McDonald's restaurants' menus adopted the practice and customized its menus to suit local tastes in various countries. This phenomenon is the relative inverse of Americanization and the suppressing of local preferences in favor of providing goods and media whose content has been dictated by foreign entities. Glocalization can also involve the use of culturally friendly media to encourage the acceptance of foreign products among a local audience.
Definition
1. Glocalization is the adaptation of globally marketed products and services to local markets. Various analogical descriptions have been proposed, including an octopus and its tentacles, a node in a network of social relations, and world encirclement.
2. Decentralizing Globalization by putting the power back into the hands of the people locally. It is also the interconnection between global issues and the local context and vice versa with a bottom up approach.
In the media
Thomas Friedman in “The World Is Flat” talks about how the Internet encourages glocalization, such as encouraging people to make websites in their native languages.
Television
Besides the usage of Internet, television and commercials have become useful strategies that global companies have used to help localize their products.

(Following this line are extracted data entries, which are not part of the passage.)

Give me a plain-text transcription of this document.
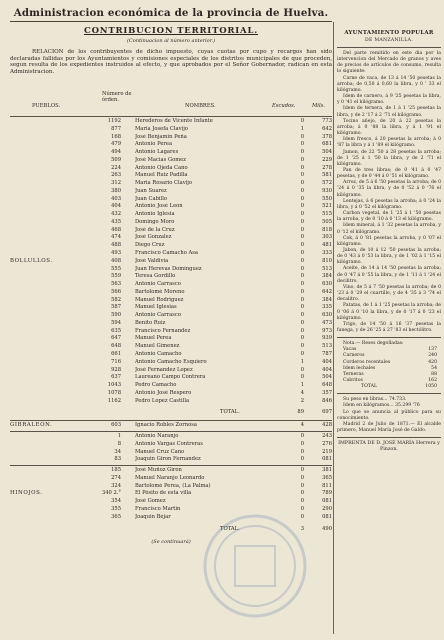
Administracion económica de la provincia de Huelva.
CONTRIBUCION TERRITORIAL.
(Continuacion al número anterior.)
RELACION de los contribuyentes de dicho impuesto, cuyas cuotas por cupo y recargos han sido declaradas fallidas por los Ayuntamientos y comisiones especiales de los distritos municipales de que proceden, segun resulta de los expedientes instruidos al efecto, y que aprobados por el Señor Gobernador, radican en esta Administracion.
PUEBLOS.
Número de órden.
NOMBRES.	Escudos.	Mils.
1192	Herederos de Vicente Infante	0	773
877	Maria Josefa Clavijo	1	642
168	José Benjamin Peña	0	378
479	Antonio Perea	0	681
494	Antonio Lagares	0	504
509	José Macias Gomez	0	229
224	Antonio Ojeda Cano	0	278
263	Manuel Ruiz Padilla	0	581
312	Maria Rosario Clavijo	0	572
380	Juan Suarez	0	930
403	Juan Cabillo	0	550
404	Antonio José Leon	0	521
432	Antonio Iglesia	0	515
435	Domingo Moro	0	505
468	José de la Cruz	0	818
474	José Gonzalez	0	303
488	Diego Cruz	0	481
493	Francisco Camacho Asa	0	333
BOLLULLOS.	408	José Valdivia	0	810
555	Juan Herevas Dominguez	0	513
559	Teresa Gordillo	0	384
563	Antonio Carrasco	0	630
566	Bartolomé Moreno	0	642
582	Manuel Rodriguez	0	384
587	Manuel Iglesias	0	335
590	Antonio Carrasco	0	630
594	Benito Ruiz	0	473
635	Francisco Fernandez	0	973
647	Manuel Perea	0	939
648	Manuel Gimenez	0	513
661	Antonio Camacho	0	787
716	Antonio Camacho Esquiero	1	404
928	José Fernandez Lopez	0	404
637	Laureano Campo Contrera	0	504
1043	Pedro Camacho	1	648
1078	Antonio José Respero	4	357
1162	Pedro Lopez Castilla	2	846
TOTAL.	89	697
GIBRALEON.	603	Ignacio Robles Zornosa	4	428
1	Antonio Naranjo	0	243
8	Antonio Vargas Contreras	0	276
34	Manuel Cruz Cano	0	219
83	Joaquin Giron Fernandez	0	081
185	José Muñoz Giron	0	381
274	Manuel Naranjo Leonardo	0	365
324	Bartolomé Perea, (La Palma)	0	811
HINOJOS.	340 2.°	El Pósito de esta villa	0	789
354	José Gomez	0	081
355	Francisco Martin	0	290
365	Joaquin Béjar	0	081
TOTAL.	3	490
(Se continuará)
AYUNTAMIENTO POPULAR
DE MANZANILLA.
Del parte remitido en este dia por la intervencion del Mercado de granos y aves de precios de artículos de consumo, resulta lo siguiente:
Carne de vaca, de 13 á 14 '50 pesetas la arroba; de 0,50 á 0,60 la libra, y 0 ' 33 el kilógramo.
Idem de carnero, á 9 '25 pesetas la libra, y 0 '41 el kilógramo.
Idem de ternera, de 1 á 1 '25 pesetas la libra, y de 2 '17 á 2 '71 el kilógramo.
Tocino añejo, de 20 á 22 pesetas la arroba; á 0 '88 la libra, y á 1 '91 el kilógramo.
Idem fresco, á 20 pesetas la arroba; á 0 '87 la libra y á 1 '89 el kilógramo.
Jamon, de 22 '50 á 28 pesetas la arroba; de 1 '25 á 1 '50 la libra, y de 2 '71 el kilógramo.
Pan de tres libras; de 0 '41 á 0 '47 pesetas, y de 0 '44 á 0 '51 el kilógramo.
Arroz, de 5 á 6 '50 pesetas la arroba; de 0 '24 á 0 '35 la libra, y de 0 '52 á 0 '76 el kilógramo.
Lentejas, á 6 pesetas la arroba; á 0 '24 la libra, y á 0 '52 el kilógramo.
Carbon vegetal, de 1 '25 á 1 '50 pesetas la arroba, y de 0 '10 á 0 '13 el kilógramo.
Idem mineral, á 1 '32 pesetas la arroba, y 0 '12 el kilógramo.
Cok, á 0 '81 pesetas la arroba, y 0 '07 el kilógramo.
Jabon, de 10 á 12 '50 pesetas la arroba; de 0 '43 á 0 '53 la libra, y de 1 '02 á 1 '15 el kilógramo.
Aceite, de 14 á 14 '50 pesetas la arroba; de 0 '47 á 0 '55 la libra, y de 1 '11 á 1 '24 el decilitro.
Vino, de 5 á 7 '50 pesetas la arroba; de 0 '23 á 0 '29 el cuartillo, y de 4 '35 á 3 '74 el decalitro.
Patatas, de 1 á 1 '25 pesetas la arroba; de 0 '06 á 0 '10 la libra, y de 0 '17 á 0 '23 el kilógramo.
Trigo, de 14 '50 á 16 '37 pesetas la fanega, y de 26 '25 á 27 '83 el hectólitro.
Nota.— Reses degolladas:
Vacas	137
Carneros	240
Corderos recentales	420
Idem lechales	54
Terneras	88
Cabritos	162
TOTAL	1050
Su peso en libras... 74.733.
Idem en kilógramos... 35.299 '76
Lo que se anuncia al público para su conocimiento.
Madrid 2 de Julio de 1871.— El alcalde primero, Manuel María José de Galdo.
IMPRENTA DE D. JOSÉ MARÍA Herrera y Pinzon.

Companies, such as McDonalds, have relied on television and commercials in not only the Western Hemisphere but in other parts of the world to attract a varying range of audiences in accordance to the demographic of the local area. For example, they have used mascots ranging anywhere from a male clown in the Western Hemisphere to attract younger audiences to an "attractive" female clown in Japan to attract older audiences.
However, McDonalds has faced challenges in adapting to the local customs when promoting its products through television in countries such as China. Programs and commercials air differently in China in comparison to Western Commercials. In other words, commercials are usually skipped over in countries such as China, so McDonalds advertises its products through newspapers and magazines.